Wider die Feminisierung der Gesellschaft

von Annette Kliewer

Die Menschheit wird von Männern beherrscht. Sie ist heute der Zerstörung nahe - bedroht durch ökologische Katastrophen, durch die Gefahr eines atomaren Weltkrieges.
Innerhalb der Frauenbewegung wird schon seit einigen Jahren über die Möglichkeit einer Rettung der Erde und ihrer Lebewesen durch eine Rückkehr zu einem anderen ''weiblichen" Denken diskutiert:

Dabei fällt auf, daß die angesprochene weibliche Moral meist identisch ist mit einem Konzept von mütterlicher Fürsorge. Eine neue andere Moral soll dem zerstörerischen Patriarchat entgegengehalten werden: Fürsorge statt Konkurrenzkampf, Nächstenliebe statt Unterdrückung, Erdnähe statt mechanistischem Lebensrhythmus.
Doch nicht nur die Frauen in der Frauenbeweung denken so, auch Frauen und Männer der New-Age-Bewegung haben entdeckt, daß die neuen "Führungspersönlichkeiten" an der Schwelle zum "Wassermannzeitalter" Frauen sind, daß sie "treibende Kraft unserer Evolution" (vgl. Marilyn Ferguson: "Die sanfte Macht der Verschwörung", München 1984) seien. Solche Sprüche hört aber auch die CDU gern, denn auch für sie ist die Frau als Mutter Hoffnungsträgerin für "eine nachindustrielle Gesellschaft", für "eine neue Rangordnung der Werte". So steht es schon 1981 im "Blüm-Papier" ("Die sanfte Macht der Familie"). Frederic Vester, Professor für "Interdependenz von technischem und sozialem Fortschritt" an der Bundeswehrhochschule in München drückt das so aus: "Kraft durch Weichheit, Anpassung, Flexibilität, mit dem Strom und nicht gegen ihn schwimmend, verändern, vorherrschende Kräfte nutzen, statt sie durch eigene Energien zu ersetzen, das alles sind letztlich feminine Wege, die unsere heutigen Technologien und Wirtschaftsformen zu einer weit höheren Stufe an Raffinesse und Eleganz führen könne." (ebda 1981, S. 21). Die Frage ist also: werden nicht gerade die Strategien der Frauenbewegung, aber auch Graswurzelforderungen aufgegriffen und dazu benutzt, das System noch effizienter zu machen?
Schon 1970 hat Erich Fromm - von einem völlig anderen Standpunkt aus - bemerkt, daß gerade die "matrizentrische Lebensweise nicht nur den Prinzipien des Kapitalismus in keiner Weise zuwiderläuft, sondern sogar zu einer eleganten Fortentwicklung dieses Systems beitragen kann". (Gesamtausg. Bd. 1, Stuttgart 1980, S.114)
Dies ist auch zu berücksichtigen, wenn es um eine feministische Kritik des Militärs geht: Männertugenden waren bislang Askese, Konkurrenzkampf, reine Sachbezogenheit und Verleugnen eigener Bedürfnisse. Diese Tugenden haben versagt, das müssen auch die führenden Manager, Militärs und Politiker einsehen. Jetzt sollen ihnen die Frauen beibringen, wie empathiebezogenens, kreatives, ganzheitliches und spontanes Arbeiten funktioniert, ohne aber die Ordnung an sich zu stören.

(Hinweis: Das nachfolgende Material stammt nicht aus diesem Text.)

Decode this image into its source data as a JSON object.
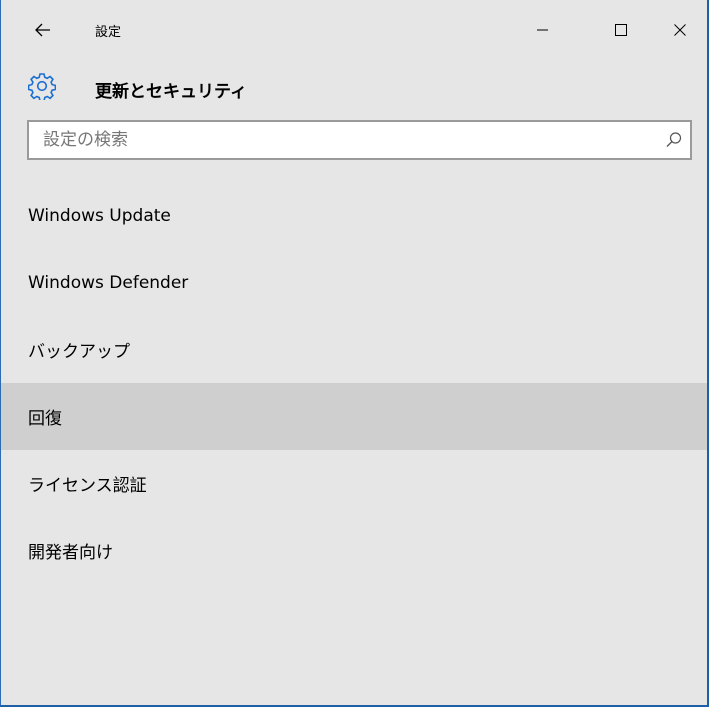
{
  "window": {
    "title": "設定",
    "minimize_icon": "minimize-icon",
    "maximize_icon": "maximize-icon",
    "close_icon": "close-icon",
    "back_icon": "back-arrow-icon"
  },
  "header": {
    "icon": "gear-icon",
    "title": "更新とセキュリティ",
    "icon_color": "#1a6fd1"
  },
  "search": {
    "placeholder": "設定の検索",
    "value": "",
    "icon": "search-icon"
  },
  "nav": {
    "items": [
      {
        "label": "Windows Update",
        "selected": false
      },
      {
        "label": "Windows Defender",
        "selected": false
      },
      {
        "label": "バックアップ",
        "selected": false
      },
      {
        "label": "回復",
        "selected": true
      },
      {
        "label": "ライセンス認証",
        "selected": false
      },
      {
        "label": "開発者向け",
        "selected": false
      }
    ]
  },
  "colors": {
    "background": "#e6e6e6",
    "selected_item": "#cfcfcf",
    "accent": "#1a6fd1"
  }
}
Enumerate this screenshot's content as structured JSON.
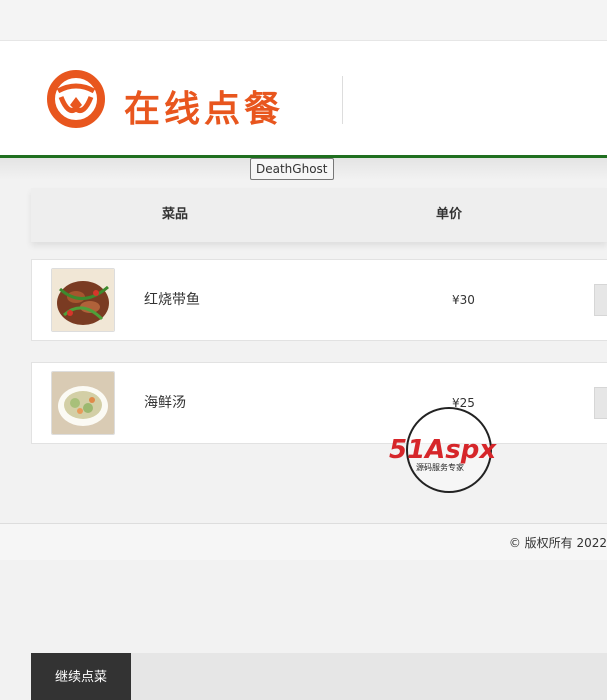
{
  "brand": {
    "title": "在线点餐",
    "accent_color": "#e8561e"
  },
  "header": {
    "rule_color": "#1f6f1f"
  },
  "tooltip": {
    "text": "DeathGhost"
  },
  "table": {
    "columns": [
      "菜品",
      "单价"
    ],
    "rows": [
      {
        "name": "红烧带鱼",
        "price": "¥30"
      },
      {
        "name": "海鲜汤",
        "price": "¥25"
      }
    ]
  },
  "actions": {
    "continue_label": "继续点菜"
  },
  "footer": {
    "copyright": "© 版权所有 2022"
  },
  "watermark": {
    "brand": "51Aspx",
    "tagline": "源码服务专家"
  }
}
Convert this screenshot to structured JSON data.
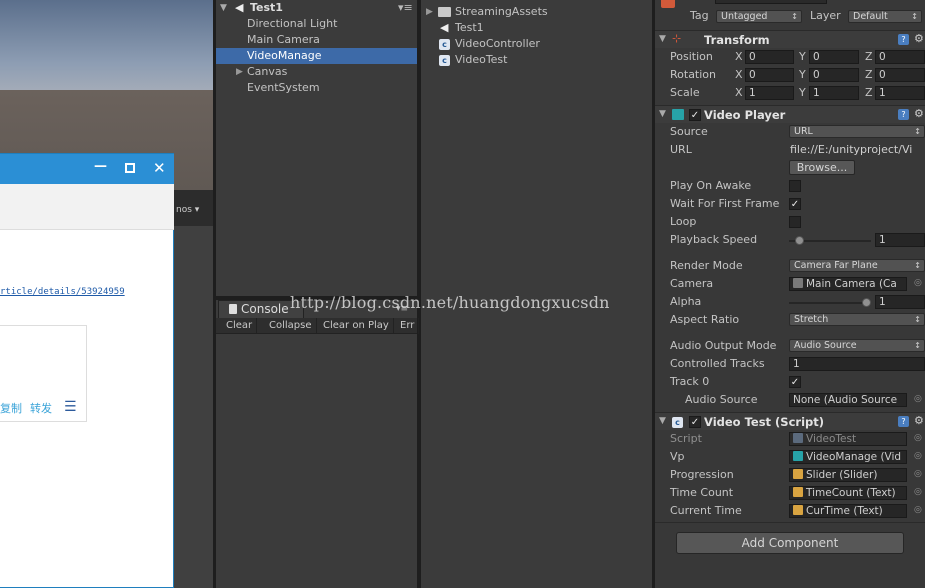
{
  "hierarchy": {
    "root": "Test1",
    "items": [
      "Directional Light",
      "Main Camera",
      "VideoManage",
      "Canvas",
      "EventSystem"
    ],
    "selected": "VideoManage"
  },
  "scene": {
    "gizmos_label": "nos"
  },
  "browser": {
    "link_text": "rticle/details/53924959",
    "action_copy": "复制",
    "action_share": "转发"
  },
  "console": {
    "tab_label": "Console",
    "buttons": [
      "Clear",
      "Collapse",
      "Clear on Play",
      "Err"
    ]
  },
  "project": {
    "items": [
      {
        "label": "StreamingAssets",
        "icon": "folder-icon"
      },
      {
        "label": "Test1",
        "icon": "unity-scene-icon"
      },
      {
        "label": "VideoController",
        "icon": "csharp-script-icon"
      },
      {
        "label": "VideoTest",
        "icon": "csharp-script-icon"
      }
    ]
  },
  "inspector": {
    "tag_label": "Tag",
    "tag_value": "Untagged",
    "layer_label": "Layer",
    "layer_value": "Default",
    "transform": {
      "title": "Transform",
      "rows": [
        {
          "label": "Position",
          "x": "0",
          "y": "0",
          "z": "0"
        },
        {
          "label": "Rotation",
          "x": "0",
          "y": "0",
          "z": "0"
        },
        {
          "label": "Scale",
          "x": "1",
          "y": "1",
          "z": "1"
        }
      ],
      "axis_x": "X",
      "axis_y": "Y",
      "axis_z": "Z"
    },
    "video_player": {
      "title": "Video Player",
      "source_label": "Source",
      "source_value": "URL",
      "url_label": "URL",
      "url_value": "file://E:/unityproject/Vi",
      "browse_label": "Browse...",
      "play_on_awake_label": "Play On Awake",
      "wait_label": "Wait For First Frame",
      "loop_label": "Loop",
      "speed_label": "Playback Speed",
      "speed_value": "1",
      "render_mode_label": "Render Mode",
      "render_mode_value": "Camera Far Plane",
      "camera_label": "Camera",
      "camera_value": "Main Camera (Ca",
      "alpha_label": "Alpha",
      "alpha_value": "1",
      "aspect_label": "Aspect Ratio",
      "aspect_value": "Stretch",
      "audio_mode_label": "Audio Output Mode",
      "audio_mode_value": "Audio Source",
      "tracks_label": "Controlled Tracks",
      "tracks_value": "1",
      "track0_label": "Track 0",
      "audio_source_label": "Audio Source",
      "audio_source_value": "None (Audio Source"
    },
    "video_test": {
      "title": "Video Test (Script)",
      "script_label": "Script",
      "script_value": "VideoTest",
      "vp_label": "Vp",
      "vp_value": "VideoManage (Vid",
      "progression_label": "Progression",
      "progression_value": "Slider (Slider)",
      "timecount_label": "Time Count",
      "timecount_value": "TimeCount (Text)",
      "curtime_label": "Current Time",
      "curtime_value": "CurTime (Text)"
    },
    "add_component": "Add Component"
  },
  "watermark": "http://blog.csdn.net/huangdongxucsdn",
  "colors": {
    "selection": "#3d6aa8",
    "window_titlebar": "#2b8fd5",
    "link": "#1e5aa8"
  }
}
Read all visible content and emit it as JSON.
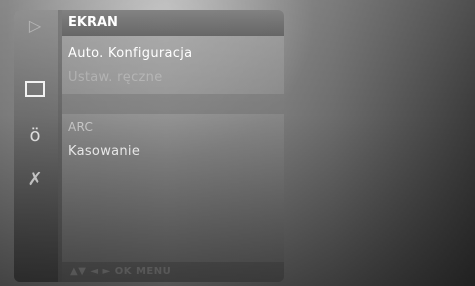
{
  "sidebar": {
    "icons": [
      {
        "name": "picture-icon"
      },
      {
        "name": "audio-speaker-icon"
      },
      {
        "name": "options-icon"
      }
    ]
  },
  "menu": {
    "title": "EKRAN",
    "items": [
      {
        "label": "Auto. Konfiguracja",
        "state": "normal"
      },
      {
        "label": "Ustaw. ręczne",
        "state": "disabled"
      },
      {
        "label": "ARC",
        "state": "dimmed"
      },
      {
        "label": "Kasowanie",
        "state": "selected"
      }
    ]
  },
  "hint_bar": {
    "text": "▲▼ ◄ ► OK  MENU"
  }
}
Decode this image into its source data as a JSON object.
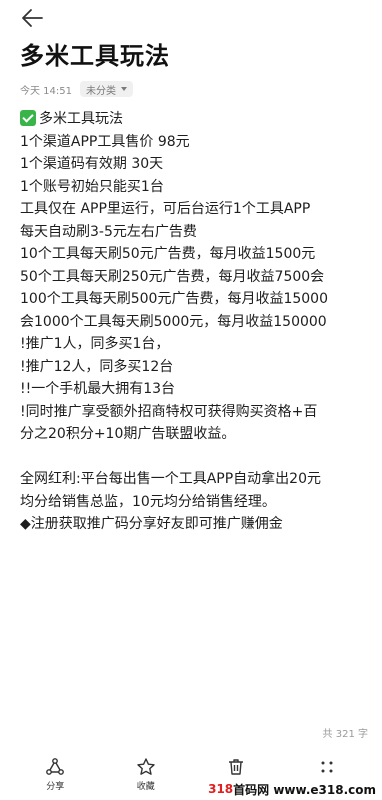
{
  "header": {
    "back_icon": "arrow-left-icon"
  },
  "note": {
    "title": "多米工具玩法",
    "time": "今天 14:51",
    "category": "未分类",
    "lines": [
      "多米工具玩法",
      "1个渠道APP工具售价 98元",
      "1个渠道码有效期 30天",
      "1个账号初始只能买1台",
      "工具仅在 APP里运行，可后台运行1个工具APP",
      "每天自动刷3-5元左右广告费",
      "10个工具每天刷50元广告费，每月收益1500元",
      "50个工具每天刷250元广告费，每月收益7500会",
      "100个工具每天刷500元广告费，每月收益15000",
      "会1000个工具每天刷5000元，每月收益150000",
      "!推广1人，同多买1台，",
      "!推广12人，同多买12台",
      "!!一个手机最大拥有13台",
      "!同时推广享受额外招商特权可获得购买资格+百",
      "分之20积分+10期广告联盟收益。",
      "",
      "全网红利:平台每出售一个工具APP自动拿出20元",
      "均分给销售总监，10元均分给销售经理。",
      "◆注册获取推广码分享好友即可推广赚佣金"
    ],
    "char_count": "共 321 字"
  },
  "toolbar": {
    "share_label": "分享",
    "favorite_label": "收藏",
    "delete_label": "删除",
    "more_label": "更多"
  },
  "watermark": {
    "prefix": "318",
    "site": "首码网 www.e318.com"
  },
  "colors": {
    "check": "#38b449",
    "watermark_accent": "#e02020"
  }
}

In Heiner Geißlers: "Abschied von der Männergesellschaft" fordert die Managerin Helga Städter, Frauen verstärkt in Führungspositionen zuzulassen, da sie die richtigen Werte verinnerlicht haben, die für die moderne Betriebsführung nötig sind. (Diese Art Frauen werden jetzt verstärkt durch die Quotierungsregelungen unsere Führungsetagen besetzen.)
Diese Argumentation steht im Zusammenhang mit der sogenannten "Hausfrauisierung" der Lohnarbeit: Maschinen ersetzen einen Großteil der menschlichen Arbeit. Letztere ist nur dort rentabel, wo sie wirkliche menschliche Qualitäten bat - und das heißt eigentlich, daß auf "weibliche'' Werte zurückgegriffen wird.
Wenn wir erkennen, wie einfach die "weibliche" Fürsorge aufgegriffen wer¬den kann, um das System am Laufen zu halten, sollte uns das wachsam machen. Diese Vereinnahmung der "weiblichen" Werte ist gerade deshalb umso gefährlicher, weil sie uns Frauen immer wieder auf die alten Klischees zurechtstutzen kann. Wenn wir nicht wollen, daß mann uns zu Müttern reduziert, dürfen wir unseren Stolz und unsere Motivation nicht gerade aus dem holen, was uns in die Arme der Männer zurücktreibt.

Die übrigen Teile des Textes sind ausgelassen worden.